France 3 Régions est aussi allée à leur rencontre et témoigne : la majorité de ces livreurs vivent « dans une grande précarité ». Conséquence : « à Poitiers comme ailleurs, les coursiers en situation irrégulière sont contraints d'utiliser un système de sous-location puisque, sans papiers, ils ne peuvent pas créer de compte à leur nom ».

Les nombreux soutiens de ces malheureux – Amnesty International, l'association d'aide aux mineurs et jeunes adultes isolés Min' de rien, de l'hébergement social Welcome Poitiers, le Réseau éducation sans frontières de la Vienne, etc. – sont curieusement peu bavards sur cette question de la « sous-location ».

On trouve des informations sur le site StreetPress qui, en mars 2023, se penchait sur « le business des sous-locations de comptes Stuart, Uber Eats et Deliveroo ». On rappelait, dans cet article, qu’Uber Eats avait déclaré à l’AFP avoir déconnecté près de 2.500 comptes après avoir « identifié des utilisations frauduleuses » de l’application. « Il s’agit essentiellement de faux livreurs, soupçonnés de sous-louer leurs comptes à des travailleurs en situation irrégulière », déclarait le porte-parole de l’entreprise. StreetPress poursuivait : « Sur Facebook, on trouve même des groupes dédiés à ce business. Désormais, la demande a dépassé l’offre. Les prix explosent. »


L’esclavage communautaire

La sous-location tourne autour de 200 euros par semaine, souvent au profit des « grands frères » ou « cousins », car « le marché des sous-locations est aussi souterrain et se fait souvent au sein même des communautés ». Certains livreurs payent un pourcentage (parfois jusqu’à 50 %) sur le montant de leurs courses ; quant à la vente de comptes, elle est plus difficile mais néanmoins réalisable pour 2.000 à 3.000 euros.

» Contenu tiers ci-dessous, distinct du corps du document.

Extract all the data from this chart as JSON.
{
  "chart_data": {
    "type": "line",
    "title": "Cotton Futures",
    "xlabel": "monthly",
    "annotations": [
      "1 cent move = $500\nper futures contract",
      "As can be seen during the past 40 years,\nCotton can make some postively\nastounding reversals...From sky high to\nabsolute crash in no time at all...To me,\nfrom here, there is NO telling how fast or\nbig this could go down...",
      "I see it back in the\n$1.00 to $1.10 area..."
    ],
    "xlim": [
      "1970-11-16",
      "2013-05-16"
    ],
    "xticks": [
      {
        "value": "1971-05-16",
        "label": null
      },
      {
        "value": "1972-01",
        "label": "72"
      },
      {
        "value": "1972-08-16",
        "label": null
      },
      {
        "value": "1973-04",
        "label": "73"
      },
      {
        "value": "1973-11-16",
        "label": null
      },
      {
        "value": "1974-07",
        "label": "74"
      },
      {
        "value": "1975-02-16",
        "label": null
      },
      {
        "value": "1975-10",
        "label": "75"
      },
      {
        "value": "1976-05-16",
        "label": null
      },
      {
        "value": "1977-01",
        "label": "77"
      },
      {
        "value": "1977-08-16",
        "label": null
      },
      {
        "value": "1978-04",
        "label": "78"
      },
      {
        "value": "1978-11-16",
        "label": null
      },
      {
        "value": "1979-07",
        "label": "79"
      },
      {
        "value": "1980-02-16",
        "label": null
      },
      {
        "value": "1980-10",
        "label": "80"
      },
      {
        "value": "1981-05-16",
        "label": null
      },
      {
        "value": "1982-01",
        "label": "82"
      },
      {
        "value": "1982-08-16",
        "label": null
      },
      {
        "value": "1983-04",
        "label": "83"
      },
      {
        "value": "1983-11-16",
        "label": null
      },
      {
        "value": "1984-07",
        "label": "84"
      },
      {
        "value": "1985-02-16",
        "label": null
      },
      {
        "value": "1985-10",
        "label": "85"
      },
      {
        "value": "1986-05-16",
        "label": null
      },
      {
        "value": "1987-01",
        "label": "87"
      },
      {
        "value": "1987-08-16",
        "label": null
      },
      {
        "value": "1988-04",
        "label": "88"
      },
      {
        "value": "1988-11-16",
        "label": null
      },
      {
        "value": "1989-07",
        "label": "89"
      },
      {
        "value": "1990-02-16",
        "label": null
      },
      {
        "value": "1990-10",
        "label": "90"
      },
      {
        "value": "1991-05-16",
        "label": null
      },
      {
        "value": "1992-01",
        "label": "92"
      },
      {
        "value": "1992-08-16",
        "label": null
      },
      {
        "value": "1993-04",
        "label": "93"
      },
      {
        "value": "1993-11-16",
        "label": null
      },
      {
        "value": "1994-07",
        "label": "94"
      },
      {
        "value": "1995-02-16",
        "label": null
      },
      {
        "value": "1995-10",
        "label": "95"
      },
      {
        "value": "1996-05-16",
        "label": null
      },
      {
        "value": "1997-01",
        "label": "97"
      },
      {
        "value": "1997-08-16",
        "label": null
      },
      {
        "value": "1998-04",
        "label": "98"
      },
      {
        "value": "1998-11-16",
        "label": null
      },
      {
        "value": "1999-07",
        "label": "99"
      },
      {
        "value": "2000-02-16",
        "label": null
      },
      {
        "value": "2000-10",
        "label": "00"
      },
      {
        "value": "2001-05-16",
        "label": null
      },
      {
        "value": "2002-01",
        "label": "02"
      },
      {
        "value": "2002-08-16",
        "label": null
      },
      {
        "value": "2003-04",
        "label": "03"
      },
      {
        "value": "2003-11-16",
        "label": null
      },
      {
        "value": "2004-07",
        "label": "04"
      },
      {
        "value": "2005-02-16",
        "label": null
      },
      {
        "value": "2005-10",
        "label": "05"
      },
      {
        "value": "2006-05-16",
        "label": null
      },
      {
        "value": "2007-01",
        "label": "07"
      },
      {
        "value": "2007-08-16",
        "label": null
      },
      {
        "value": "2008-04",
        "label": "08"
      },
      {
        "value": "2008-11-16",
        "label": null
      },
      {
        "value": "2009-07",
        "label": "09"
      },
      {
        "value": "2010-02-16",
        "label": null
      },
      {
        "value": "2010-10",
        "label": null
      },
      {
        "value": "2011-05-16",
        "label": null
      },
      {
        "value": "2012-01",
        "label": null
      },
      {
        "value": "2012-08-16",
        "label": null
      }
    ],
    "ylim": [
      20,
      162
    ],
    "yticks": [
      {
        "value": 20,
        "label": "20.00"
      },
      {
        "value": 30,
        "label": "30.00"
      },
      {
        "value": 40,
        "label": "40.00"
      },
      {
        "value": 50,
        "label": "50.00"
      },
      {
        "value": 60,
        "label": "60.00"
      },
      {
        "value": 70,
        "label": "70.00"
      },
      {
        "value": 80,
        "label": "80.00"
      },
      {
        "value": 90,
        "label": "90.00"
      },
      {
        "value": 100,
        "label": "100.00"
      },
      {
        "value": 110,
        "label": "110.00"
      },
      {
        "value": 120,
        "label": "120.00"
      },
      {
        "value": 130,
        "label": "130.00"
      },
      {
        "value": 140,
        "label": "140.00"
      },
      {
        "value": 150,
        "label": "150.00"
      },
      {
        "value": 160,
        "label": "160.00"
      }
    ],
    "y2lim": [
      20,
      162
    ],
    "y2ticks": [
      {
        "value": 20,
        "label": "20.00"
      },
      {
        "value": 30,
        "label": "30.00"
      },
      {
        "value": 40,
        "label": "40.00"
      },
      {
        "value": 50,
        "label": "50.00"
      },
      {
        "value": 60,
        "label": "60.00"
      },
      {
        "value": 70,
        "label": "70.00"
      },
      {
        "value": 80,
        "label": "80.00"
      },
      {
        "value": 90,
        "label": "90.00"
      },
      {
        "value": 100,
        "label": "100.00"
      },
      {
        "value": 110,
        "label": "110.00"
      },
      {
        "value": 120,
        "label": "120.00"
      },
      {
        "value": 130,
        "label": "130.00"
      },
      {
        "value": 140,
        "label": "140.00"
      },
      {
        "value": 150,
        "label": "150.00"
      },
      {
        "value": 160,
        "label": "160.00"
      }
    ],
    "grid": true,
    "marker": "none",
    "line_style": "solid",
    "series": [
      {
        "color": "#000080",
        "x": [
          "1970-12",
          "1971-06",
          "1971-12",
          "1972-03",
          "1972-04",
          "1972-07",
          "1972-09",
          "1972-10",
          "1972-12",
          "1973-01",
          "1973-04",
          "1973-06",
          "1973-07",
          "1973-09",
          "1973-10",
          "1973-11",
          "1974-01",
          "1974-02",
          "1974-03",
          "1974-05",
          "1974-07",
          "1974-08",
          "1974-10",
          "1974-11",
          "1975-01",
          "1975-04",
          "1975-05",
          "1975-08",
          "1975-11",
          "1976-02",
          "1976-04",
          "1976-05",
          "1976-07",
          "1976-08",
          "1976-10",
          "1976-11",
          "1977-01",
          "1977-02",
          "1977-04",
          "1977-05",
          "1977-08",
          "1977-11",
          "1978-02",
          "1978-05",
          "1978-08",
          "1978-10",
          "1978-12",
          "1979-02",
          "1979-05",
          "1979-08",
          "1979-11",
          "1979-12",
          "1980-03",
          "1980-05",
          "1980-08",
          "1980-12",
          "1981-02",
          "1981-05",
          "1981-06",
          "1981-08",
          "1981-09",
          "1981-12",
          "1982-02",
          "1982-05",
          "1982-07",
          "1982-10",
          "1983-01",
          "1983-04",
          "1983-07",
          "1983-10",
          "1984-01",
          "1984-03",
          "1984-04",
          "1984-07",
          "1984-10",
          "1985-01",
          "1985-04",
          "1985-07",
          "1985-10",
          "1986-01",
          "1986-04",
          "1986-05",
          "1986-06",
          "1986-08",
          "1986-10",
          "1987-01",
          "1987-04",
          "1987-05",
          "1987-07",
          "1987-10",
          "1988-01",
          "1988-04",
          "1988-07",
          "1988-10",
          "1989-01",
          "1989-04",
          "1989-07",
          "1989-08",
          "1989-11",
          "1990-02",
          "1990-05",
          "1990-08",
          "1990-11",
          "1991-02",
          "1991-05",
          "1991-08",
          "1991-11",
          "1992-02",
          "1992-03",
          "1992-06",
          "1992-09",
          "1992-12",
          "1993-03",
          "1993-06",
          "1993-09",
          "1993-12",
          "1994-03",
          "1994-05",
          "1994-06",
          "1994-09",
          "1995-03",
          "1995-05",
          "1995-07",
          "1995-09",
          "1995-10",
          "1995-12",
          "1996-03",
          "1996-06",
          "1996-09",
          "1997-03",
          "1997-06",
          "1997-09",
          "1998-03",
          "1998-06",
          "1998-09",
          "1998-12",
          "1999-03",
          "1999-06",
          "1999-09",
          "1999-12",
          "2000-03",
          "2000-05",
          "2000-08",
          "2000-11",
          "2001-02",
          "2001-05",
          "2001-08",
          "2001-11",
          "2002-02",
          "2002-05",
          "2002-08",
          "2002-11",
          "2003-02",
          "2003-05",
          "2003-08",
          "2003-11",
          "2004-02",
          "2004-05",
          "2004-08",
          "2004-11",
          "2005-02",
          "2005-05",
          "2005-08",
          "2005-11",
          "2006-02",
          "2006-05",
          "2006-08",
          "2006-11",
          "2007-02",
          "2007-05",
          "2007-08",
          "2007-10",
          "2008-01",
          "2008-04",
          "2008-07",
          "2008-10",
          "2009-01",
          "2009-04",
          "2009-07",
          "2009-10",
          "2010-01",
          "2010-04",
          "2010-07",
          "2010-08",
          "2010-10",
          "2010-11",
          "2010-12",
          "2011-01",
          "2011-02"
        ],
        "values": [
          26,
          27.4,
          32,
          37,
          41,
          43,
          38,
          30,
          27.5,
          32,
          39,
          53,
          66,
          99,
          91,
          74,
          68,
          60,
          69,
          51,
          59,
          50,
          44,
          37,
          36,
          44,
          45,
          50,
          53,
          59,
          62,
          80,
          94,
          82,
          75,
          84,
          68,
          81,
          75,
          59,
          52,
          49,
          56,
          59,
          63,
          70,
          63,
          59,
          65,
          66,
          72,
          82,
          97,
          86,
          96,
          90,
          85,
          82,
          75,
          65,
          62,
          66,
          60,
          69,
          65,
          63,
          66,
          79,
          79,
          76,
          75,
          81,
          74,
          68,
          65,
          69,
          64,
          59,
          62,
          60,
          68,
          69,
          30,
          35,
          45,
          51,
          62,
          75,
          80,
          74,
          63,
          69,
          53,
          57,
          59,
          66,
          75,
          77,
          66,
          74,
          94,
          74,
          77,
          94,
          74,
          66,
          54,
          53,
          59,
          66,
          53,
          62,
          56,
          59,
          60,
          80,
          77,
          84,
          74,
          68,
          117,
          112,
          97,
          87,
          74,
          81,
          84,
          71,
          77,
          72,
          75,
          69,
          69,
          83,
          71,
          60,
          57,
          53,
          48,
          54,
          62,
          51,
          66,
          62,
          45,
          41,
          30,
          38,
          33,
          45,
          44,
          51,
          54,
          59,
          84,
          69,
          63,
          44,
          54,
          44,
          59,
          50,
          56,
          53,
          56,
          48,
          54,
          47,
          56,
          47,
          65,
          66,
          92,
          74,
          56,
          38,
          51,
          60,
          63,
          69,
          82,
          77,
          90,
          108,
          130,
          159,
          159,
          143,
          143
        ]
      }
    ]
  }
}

Mais pas question de dénoncer les responsables de cet esclavagisme.

La cause de cette misère, c’est « le récent tour de vis de Bruno Retailleau concernant la régularisation des travailleurs sans papiers », dit France 3 Régions. En cause, la circulaire du 23 janvier dernier abrogeant la circulaire Valls du 28 novembre 2012, soit un texte qui « renforce ainsi le pouvoir d’arbitraire qu’ont déjà les préfectures », écrit la Cimade. Laquelle aurait souhaité que les livreurs soient inclus dans les « métiers en tension » - ce qui n’est pas le cas.

Du côté du Parti communiste, en pointe dans la lutte, on dénonce « le travail illégal [qui] crée des salariés exploitables à merci, craignant à tout moment d'être dénoncés, enfermés, assignés à résidence ». Et les jeunes communistes de la Vienne de déplorer : « Travailleurs sans-papiers, mais toujours à votre service. » Mais au service de qui, au fait ?


Les « très à gauche », clients d’Uber Eats

C’est vrai, ça : qui sont les clients des plates-formes Uber Eats, Deliveroo, Just Eat et compagnie ? À en croire Le Point, qui avait fait réaliser une enquête par Cluster17 en novembre 2023, « les électeurs se positionnant "très à gauche" sont les plus nombreux à utiliser ces plates-formes, à 29 %, contre 19 % des Français en moyenne… Leur enseigne de prédilection est Uber Eats, leader avec 40 % de part de marché, devant Deliveroo et Just Eat. »

Une analyse plus fine nous apprend qu’il s’agit des « "progressistes", plutôt jeunes, diplômés, travaillant souvent dans les arts et le spectacle ». Lesquels sont, bien sûr, « pro-européens, pro-accueil des migrants, pro-adoption pour les couples homosexuels, massivement contre la peine de mort, leurs votes vont à gauche ou à l'extrême gauche ». Et bien qu’il « représentent seulement 5 % des Français, c'est chez eux que le recours aux plates-formes de livraison de repas atteint un record, à 46 % ! »

Bref, tous ces donneurs de leçons déplorent, comme toujours, les effets dont ils chérissent les causes. Ils dénoncent d’un côté le « détricotage du modèle social » à la française, accusent le patronat d’esclavagisme, dénoncent majoritairement (à 63 % chez les « très à gauche ») le modèle des livreurs indépendants mais se font livrer leur pizza et leur shit en regardant Netflix.